Moreover, what are the key features of systems where modified mean-field models with functional modifications including power laws apply? Can we relate the exponents of the modified functional form to a specific geometrical/structural feature of the spatial patterns? This would be of practical use. In particular, we can conjecture that the modifications in some way relate to the fractal dimension of the boundaries of the clusters where the interactions actually take place. Models for consumer-resource interactions between plants and herbivores have been proposed that explicitly consider the fractal dimension of resources (Ritchie 2009); the resulting functional forms also include exponents. In this approach, however, the spatial pattern of the resource is given; in our model, it emerges from the dynamics. It would be interesting to consider the possible relationship between these approaches.

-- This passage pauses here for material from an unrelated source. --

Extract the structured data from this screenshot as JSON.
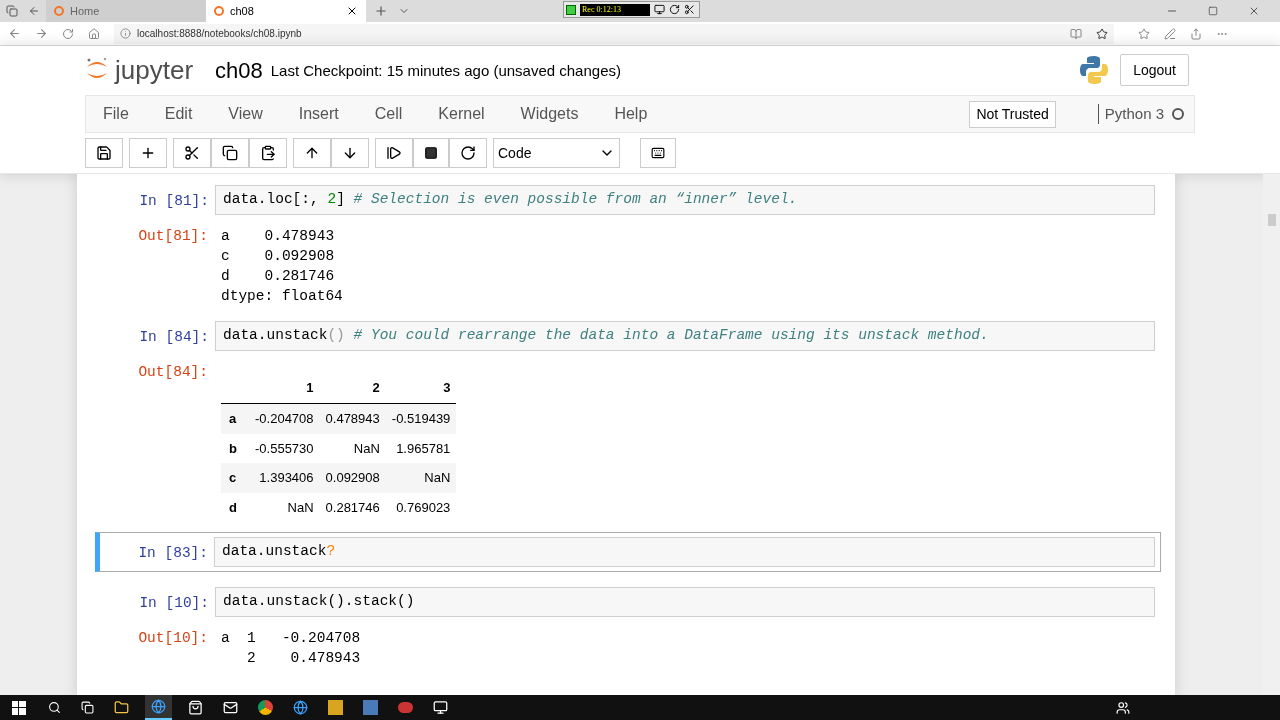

Finally, we presented a few results that suggest a connection between the described relationship between moments and the existence of a percolation-type critical phase transition in the system. We have also shown a somewhat surprising robustness of this relationship for the predator–prey covariances: the plane that describes approximately their relationship to global prey and predator densities is largely invariant with changes in the dynamical parameters of the individual-based model. This was not the case, however, for the other covariance between prey and empty sites. Why is this so? Our conjecture is that for the former, the two relevant dynamical processes, the growth of the prey and the growth of the predator (replacement of the prey through predation) are both birth/death processes that depend on local densities. By contrast, the growth of empty sites is a point process that does not depend on the state of the local neighborhood. More generally, it is evident that criticality in this system is important to the emergence of the spatial patterns, especially their power-law scalings. It remains an open question how it relates to the scaling or simplification of the dynamics we have described here. This is relevant beyond theoretical considerations to the kinds of systems for which this type of simplification would apply. A number of ecological systems in which birth and death processes are locally density-dependent have been shown to exhibit similar patterns of self-organization, characterized by cluster size distributions that closely resemble power laws in models and in empirical data (Guichard et al. 2003; Kefi et al. 2007; Scanlon et al. 2007; Sole 2007; Vandermeer et al. 2008). The models all exhibit a percolation type transition, and this suggests that a critical phase transition of this kind underlies the observation of the corresponding power law like patterns in nature. The previously described relative robustness of these patterns to changes in parameters, as one moves away from their particular values at the critical point, would make their empirical observation possible (Pascual et al. 2002b; Roy et al. 2003; Kefi et al. 2011). We conjecture that modified mean-field equations such as the ones presented here will be of relevance to this family of ecological systems.